Nothing is quite as it seems in the world of Malice, and you can’t believe what you read in online new outlets, which actively lean into sensation in order to drive traffic. Ye is among these, though she’s got a reputation – good and bad – as a swingin’ dick journalist who digs up the truth no matter the cost. She’s most famous for a story about a blood scam or something, one that resulted in the tragic death of her subject. Years later she’s yet to live that down, and history seems to be repeating with Li and Jing. The first iteration of the saga of the dual deaths goes viral, and only gains more public traction as Ye digs up more dirt, first on Li then on Jing’s mother, the hospital administrator and a bunch of other random players. As a pair of asides there are plots to destroy Ye’s professional standing and a bitter intern, Chen (Li Gengxi), hovering in the newsroom for reasons. The scrolling public, of course, is fickle about who the bad guys are, and rival online/social media personalities and KOLs are quick to point fingers and lay blame for everyone’s misfortune. And there is misfortune.

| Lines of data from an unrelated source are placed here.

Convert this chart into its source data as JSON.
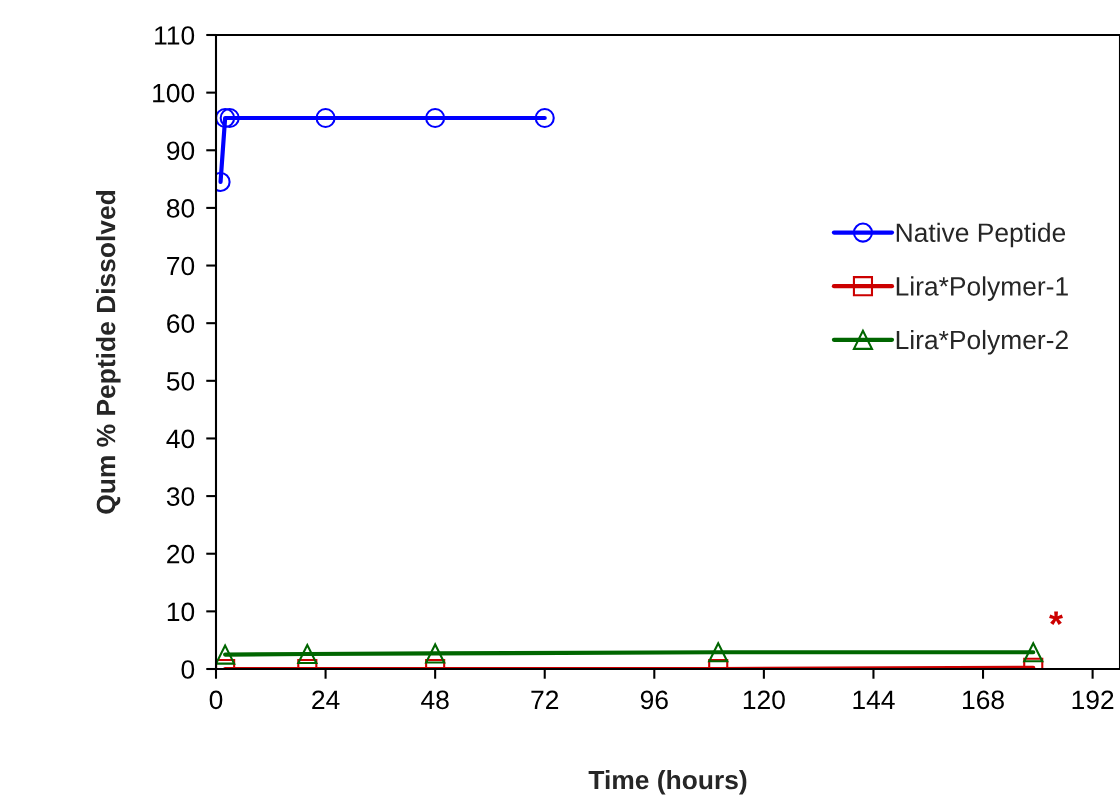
{
  "chart_data": {
    "type": "line",
    "xlabel": "Time (hours)",
    "ylabel": "Qum % Peptide Dissolved",
    "xlim": [
      0,
      198
    ],
    "xticks": [
      0,
      24,
      48,
      72,
      96,
      120,
      144,
      168,
      192
    ],
    "ylim": [
      0,
      110
    ],
    "yticks": [
      0,
      10,
      20,
      30,
      40,
      50,
      60,
      70,
      80,
      90,
      100,
      110
    ],
    "grid": false,
    "legend": "right",
    "line_style": "solid",
    "series": [
      {
        "name": "Native Peptide",
        "color": "#0000ff",
        "marker": "circle",
        "x": [
          1,
          2,
          3,
          24,
          48,
          72
        ],
        "values": [
          84.5,
          95.6,
          95.6,
          95.6,
          95.6,
          95.6
        ]
      },
      {
        "name": "Lira*Polymer-1",
        "color": "#cc0000",
        "marker": "square",
        "x": [
          2,
          20,
          48,
          110,
          179
        ],
        "values": [
          0,
          0,
          0,
          0,
          0.2
        ]
      },
      {
        "name": "Lira*Polymer-2",
        "color": "#006600",
        "marker": "triangle",
        "x": [
          2,
          20,
          48,
          110,
          179
        ],
        "values": [
          2.5,
          2.6,
          2.7,
          2.9,
          2.9
        ]
      }
    ],
    "annotations": [
      "*"
    ]
  }
}
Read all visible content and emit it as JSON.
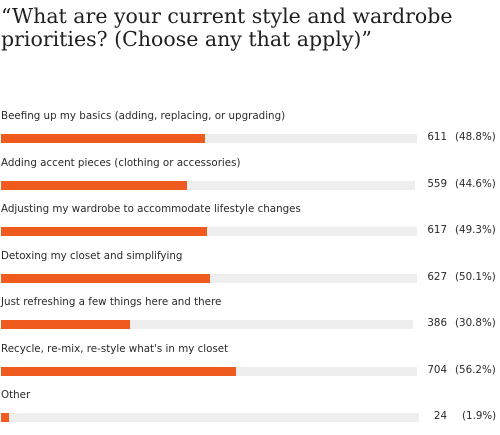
{
  "chart_data": {
    "type": "bar",
    "title": "“What are your current style and wardrobe priorities? (Choose any that apply)”",
    "categories": [
      "Beefing up my basics (adding, replacing, or upgrading)",
      "Adding accent pieces (clothing or accessories)",
      "Adjusting my wardrobe to accommodate lifestyle changes",
      "Detoxing my closet and simplifying",
      "Just refreshing a few things here and there",
      "Recycle, re-mix, re-style what's in my closet",
      "Other"
    ],
    "values": [
      611,
      559,
      617,
      627,
      386,
      704,
      24
    ],
    "percent_labels": [
      "(48.8%)",
      "(44.6%)",
      "(49.3%)",
      "(50.1%)",
      "(30.8%)",
      "(56.2%)",
      "(1.9%)"
    ],
    "percent_values": [
      48.8,
      44.6,
      49.3,
      50.1,
      30.8,
      56.2,
      1.9
    ],
    "colors": {
      "bar": "#ef5a1f",
      "track": "#eeeeee",
      "text": "#2a2a2a"
    },
    "grid": false,
    "legend": "none"
  }
}
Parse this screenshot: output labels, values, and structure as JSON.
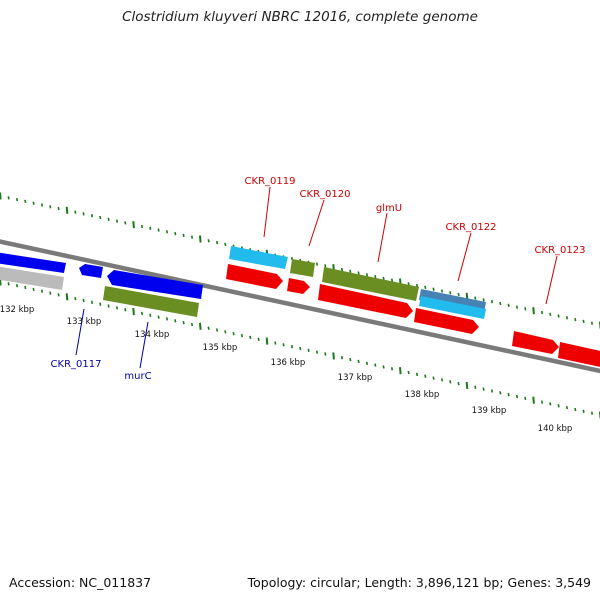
{
  "title": "Clostridium kluyveri NBRC 12016, complete genome",
  "footer": {
    "accession": "Accession: NC_011837",
    "topology": "Topology: circular; Length: 3,896,121 bp; Genes: 3,549"
  },
  "colors": {
    "backbone": "#7a7a7a",
    "ticks": "#1a7a1a",
    "label_top": "#cc0000",
    "label_bottom": "#0000aa",
    "gene_red": "#ee0000",
    "gene_blue": "#0000ee",
    "gene_cyan": "#22bbee",
    "gene_olive": "#6b8e23",
    "gene_steel": "#4682b4",
    "gene_gray": "#bbbbbb"
  },
  "scale_labels": [
    "132 kbp",
    "133 kbp",
    "134 kbp",
    "135 kbp",
    "136 kbp",
    "137 kbp",
    "138 kbp",
    "139 kbp",
    "140 kbp"
  ],
  "gene_labels": {
    "top": [
      "CKR_0119",
      "CKR_0120",
      "glmU",
      "CKR_0122",
      "CKR_0123"
    ],
    "bottom": [
      "CKR_0117",
      "murC"
    ]
  },
  "legend_icons": [
    "gene-arrow-icon"
  ]
}
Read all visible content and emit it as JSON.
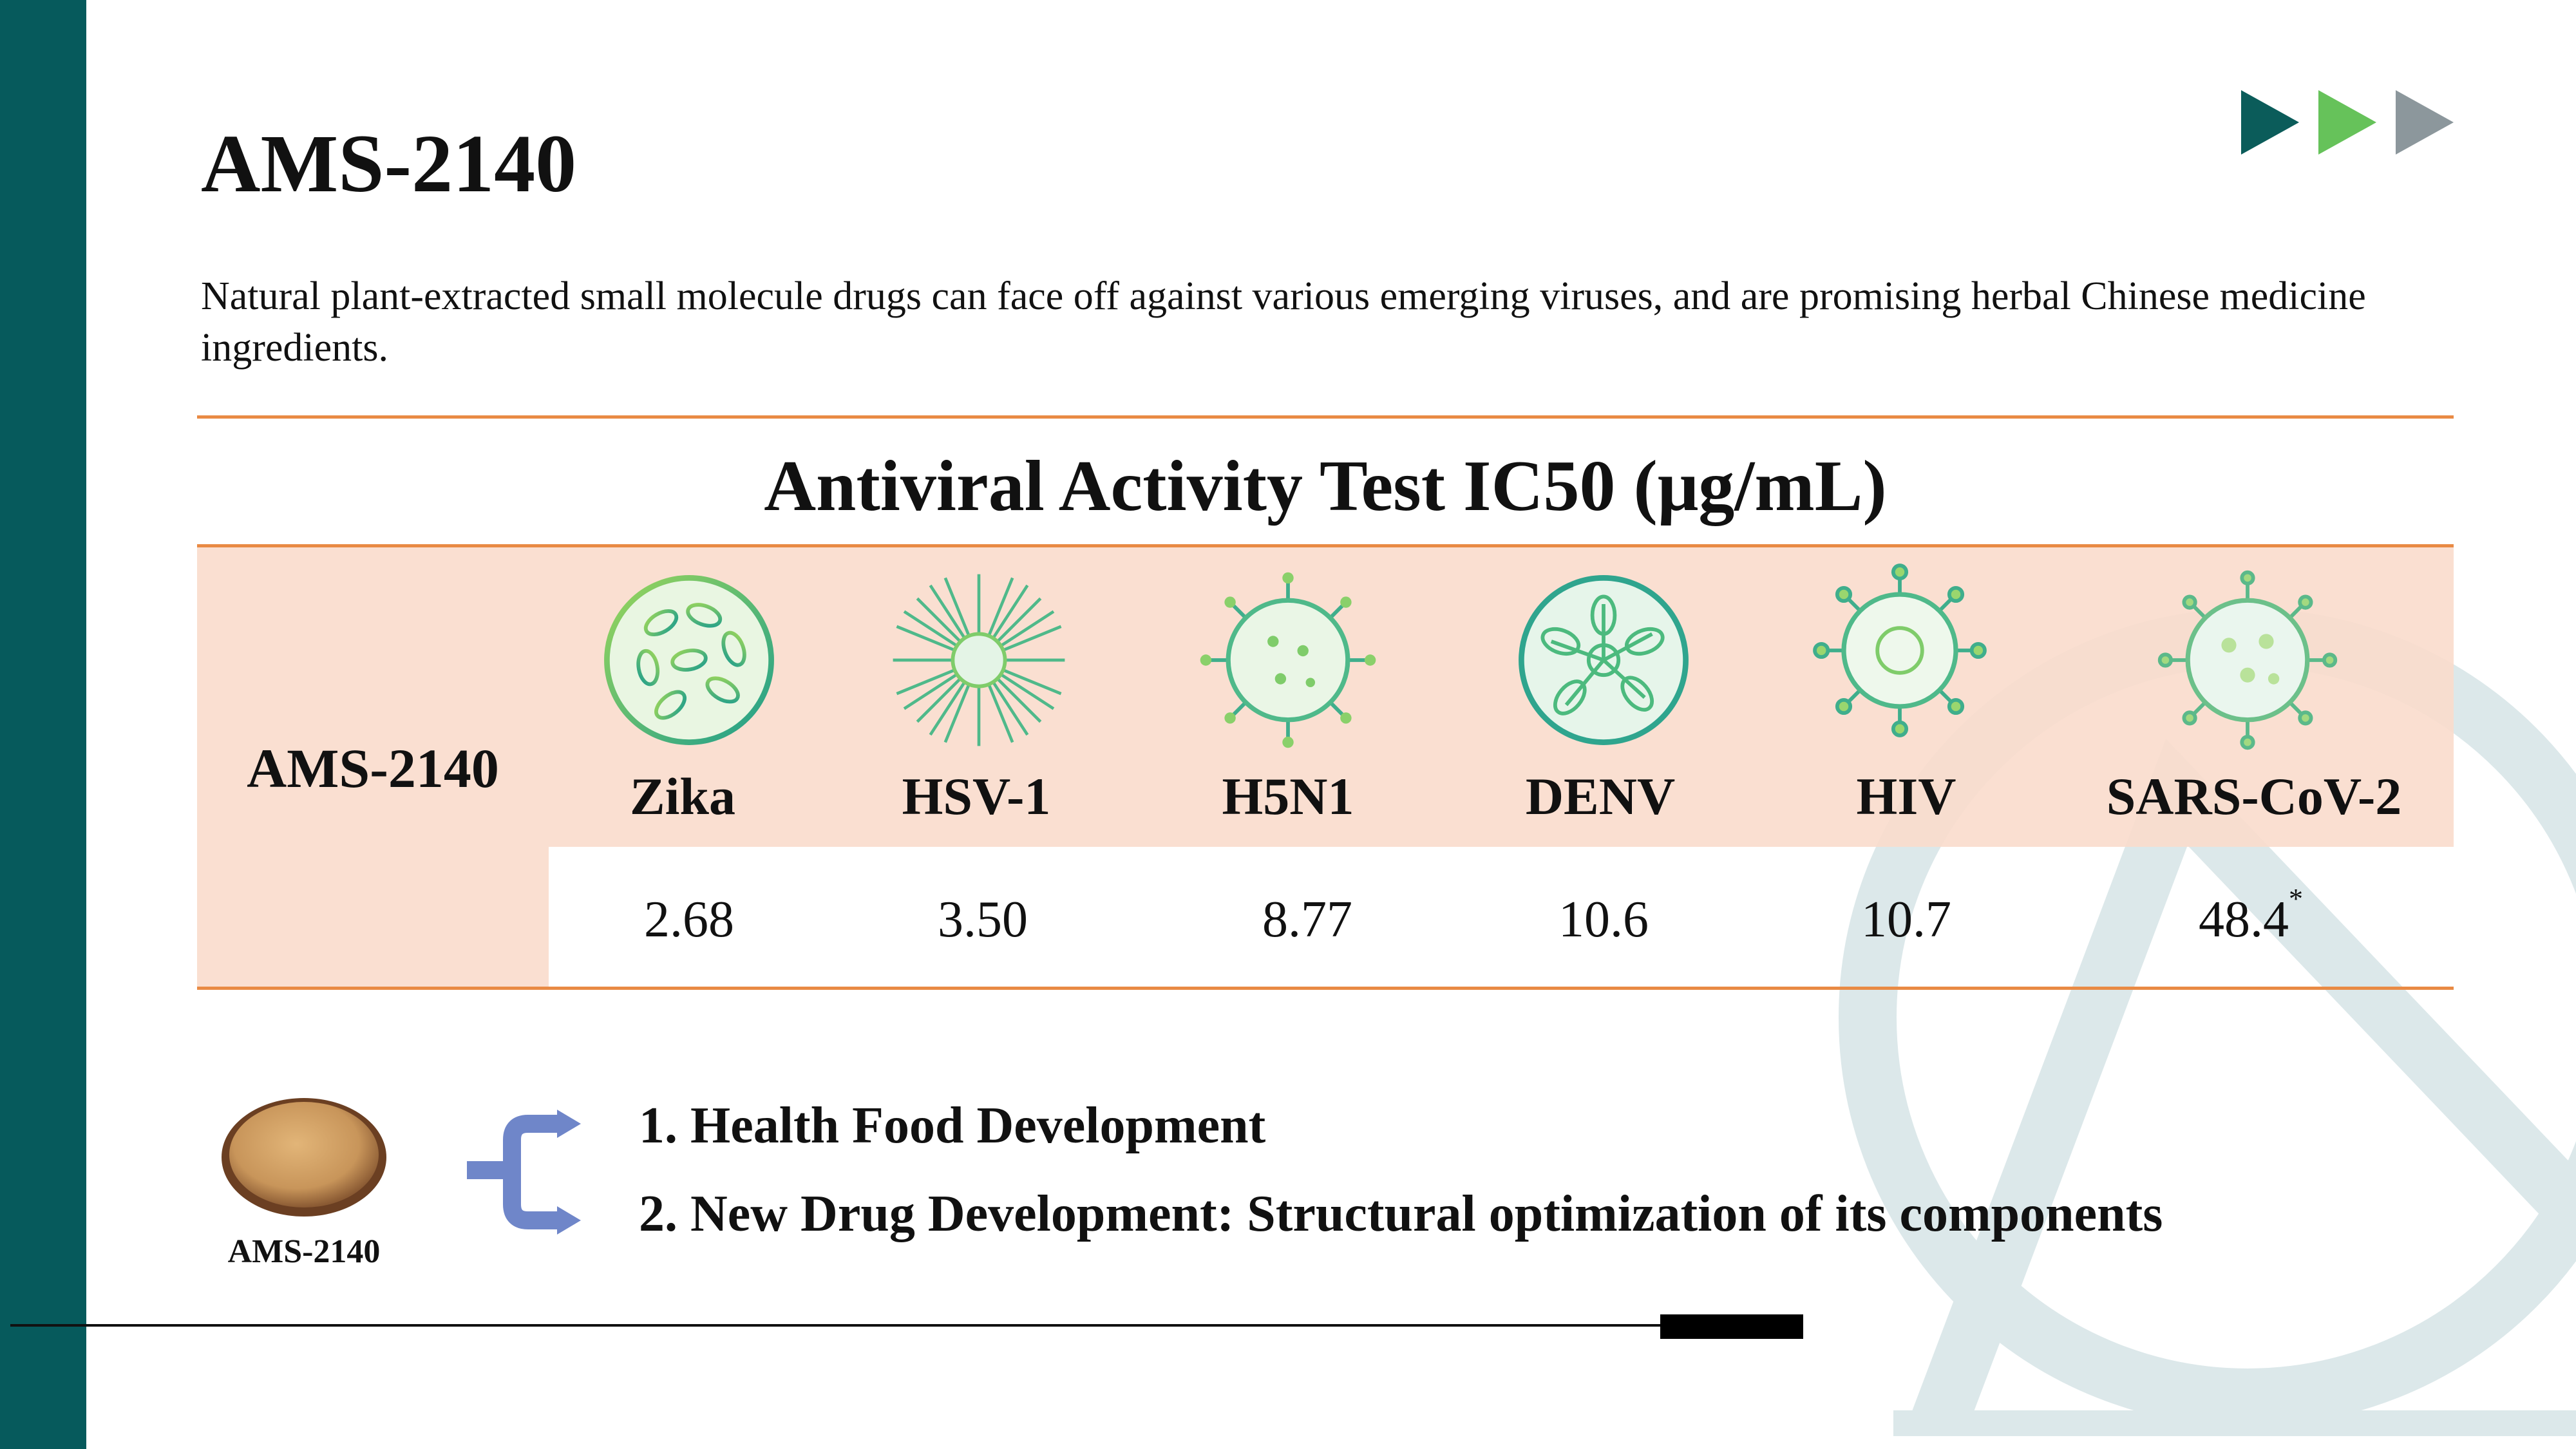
{
  "title": "AMS-2140",
  "subtitle": "Natural plant-extracted small molecule drugs can face off against various emerging viruses, and are promising herbal Chinese medicine ingredients.",
  "table": {
    "title": "Antiviral Activity Test IC50 (μg/mL)",
    "row_label": "AMS-2140",
    "viruses": [
      {
        "name": "Zika",
        "value": "2.68",
        "icon": "zika-virus-icon"
      },
      {
        "name": "HSV-1",
        "value": "3.50",
        "icon": "hsv1-virus-icon"
      },
      {
        "name": "H5N1",
        "value": "8.77",
        "icon": "h5n1-virus-icon"
      },
      {
        "name": "DENV",
        "value": "10.6",
        "icon": "denv-virus-icon"
      },
      {
        "name": "HIV",
        "value": "10.7",
        "icon": "hiv-virus-icon"
      },
      {
        "name": "SARS-CoV-2",
        "value": "48.4",
        "note": "*",
        "icon": "sars-cov-2-virus-icon"
      }
    ]
  },
  "product": {
    "label": "AMS-2140",
    "icon": "herbal-powder-bowl-icon"
  },
  "developments": [
    "1. Health Food Development",
    "2. New Drug Development: Structural optimization of its components"
  ],
  "colors": {
    "sidebar": "#065a5c",
    "header_band": "#fbdccc",
    "rule": "#e98a44",
    "arrow_dark": "#0b5c5a",
    "arrow_green": "#66c25a",
    "arrow_gray": "#8c979c",
    "bracket": "#6f86c9",
    "watermark": "#dce8ea"
  }
}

Malice is competently enough made, with Zhang carrying the underwhelming dramatics with her typcially blank interpretation of contempoary working womenhood. And it’s almost quaint in its interrogation of mob justice and the court of public opinion at a time when the speed of digital comms is writing our narratives and creating our truths. Journalism has been devalued and de-prioritised in favour of clicks and being first out of the gate – even if it’s wrong. No one has time for three corroborating sources, and later retractions carry zero weight. We’ve already been down this road. Ultimately Malice suggests information gleaned only from official channels can be trusted; independent, unaligned new media will only cause grief and destruction wherever it’s consumed. How a state apparatus reacts to and corrals a format that allows for Malice’s kind of uncontrolled disemination of facts, ideas and analyses is the question Mailce never asks, perhaps one that Lai and Yao were never equipped to.